The first day of Kwanzaa (Umoja) celebrates unity. In terms of the African community around the world, it was easy for Emru and I to see how this was a global problem and and to also understand the effects of our history and various migrations had on the very current issue of the registries around the world and why it made people of African descent - especially from the Caribbean - so very difficult to match.

It made working with an organization like the African Caribbean Leukaemia Trust a no-brainer. They were committed to helping patients from all over the world. They understood your location was not important.

While unity also meant asking people on a fundamental level to redefine who they thought of as family to illustrate the importance of people within a same or similar ethnicity being the most likely match for another person in that group, it also meant rallying people within that group to come together to help others in need. Unity came in the form of ethnocultural community, a life an death matter in terms of finding a matching donor, but also extended to the unity of offline and online social networks.
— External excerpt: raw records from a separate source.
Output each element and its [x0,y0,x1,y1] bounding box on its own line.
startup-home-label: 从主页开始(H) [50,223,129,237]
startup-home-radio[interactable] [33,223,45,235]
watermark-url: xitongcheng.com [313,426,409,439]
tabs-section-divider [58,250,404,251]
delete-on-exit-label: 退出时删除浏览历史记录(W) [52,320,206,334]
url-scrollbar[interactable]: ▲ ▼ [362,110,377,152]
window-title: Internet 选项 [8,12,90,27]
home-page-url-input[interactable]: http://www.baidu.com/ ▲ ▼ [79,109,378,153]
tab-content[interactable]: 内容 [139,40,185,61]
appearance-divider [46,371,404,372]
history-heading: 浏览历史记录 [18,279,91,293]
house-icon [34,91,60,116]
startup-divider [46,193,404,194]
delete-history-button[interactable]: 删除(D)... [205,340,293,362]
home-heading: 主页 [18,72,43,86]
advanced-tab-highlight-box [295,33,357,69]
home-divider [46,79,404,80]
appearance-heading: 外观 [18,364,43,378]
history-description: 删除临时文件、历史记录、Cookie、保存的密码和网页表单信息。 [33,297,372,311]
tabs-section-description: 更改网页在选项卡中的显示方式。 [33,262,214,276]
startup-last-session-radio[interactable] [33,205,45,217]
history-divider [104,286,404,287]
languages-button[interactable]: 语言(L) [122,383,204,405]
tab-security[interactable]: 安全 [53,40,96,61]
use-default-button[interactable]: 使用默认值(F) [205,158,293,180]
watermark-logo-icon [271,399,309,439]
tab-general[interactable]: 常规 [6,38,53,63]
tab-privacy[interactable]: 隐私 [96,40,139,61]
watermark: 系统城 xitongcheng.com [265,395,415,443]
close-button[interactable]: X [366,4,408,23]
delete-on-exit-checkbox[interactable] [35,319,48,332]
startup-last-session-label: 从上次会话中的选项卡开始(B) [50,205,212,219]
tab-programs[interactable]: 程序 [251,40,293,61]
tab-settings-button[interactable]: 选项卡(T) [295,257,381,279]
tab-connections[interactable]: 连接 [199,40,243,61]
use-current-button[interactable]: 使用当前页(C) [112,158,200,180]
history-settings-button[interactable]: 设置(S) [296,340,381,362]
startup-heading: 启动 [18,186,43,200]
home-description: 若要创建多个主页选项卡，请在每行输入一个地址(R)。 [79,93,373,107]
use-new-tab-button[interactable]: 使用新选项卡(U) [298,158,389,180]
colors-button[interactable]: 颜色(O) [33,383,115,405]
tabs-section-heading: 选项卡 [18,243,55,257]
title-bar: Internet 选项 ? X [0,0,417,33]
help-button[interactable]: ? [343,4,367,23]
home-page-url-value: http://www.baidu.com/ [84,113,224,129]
I am already wired this way, and it is not spontaneous; it is a learned response over so many years that it feels natural. Emru and I like to help, strive to find answers, and believe in the power of numbers and our potential. We are like this because our parents have inculcated us with a strong sense of who we are, ethics, and belief in our potential and that of others. I believe it for myself, my community, or rather my communities, be it ethnic, cultural, geopolitical, virtual, or intentional.

Patients and their families united to help each other, and we all put our heads together with friends and strangers to try to find solutions. I asked my friends to register for the European, South Asian, East Asian and multiethnic patients who I knew were waiting for a lifesaving match. They did the same for the African community. Unity is instantly scalable to a global level.

We both knew there is power in many people doing a little (sometimes a lot to cover those who didn't feel the same way) to do big things and help one another. And it paid off, not just for Emru, but for at least two others who needed matches, and hopefully others will be on the registry in the future for someone else in need.

If you seek to help one, you help everyone. We are all in this together.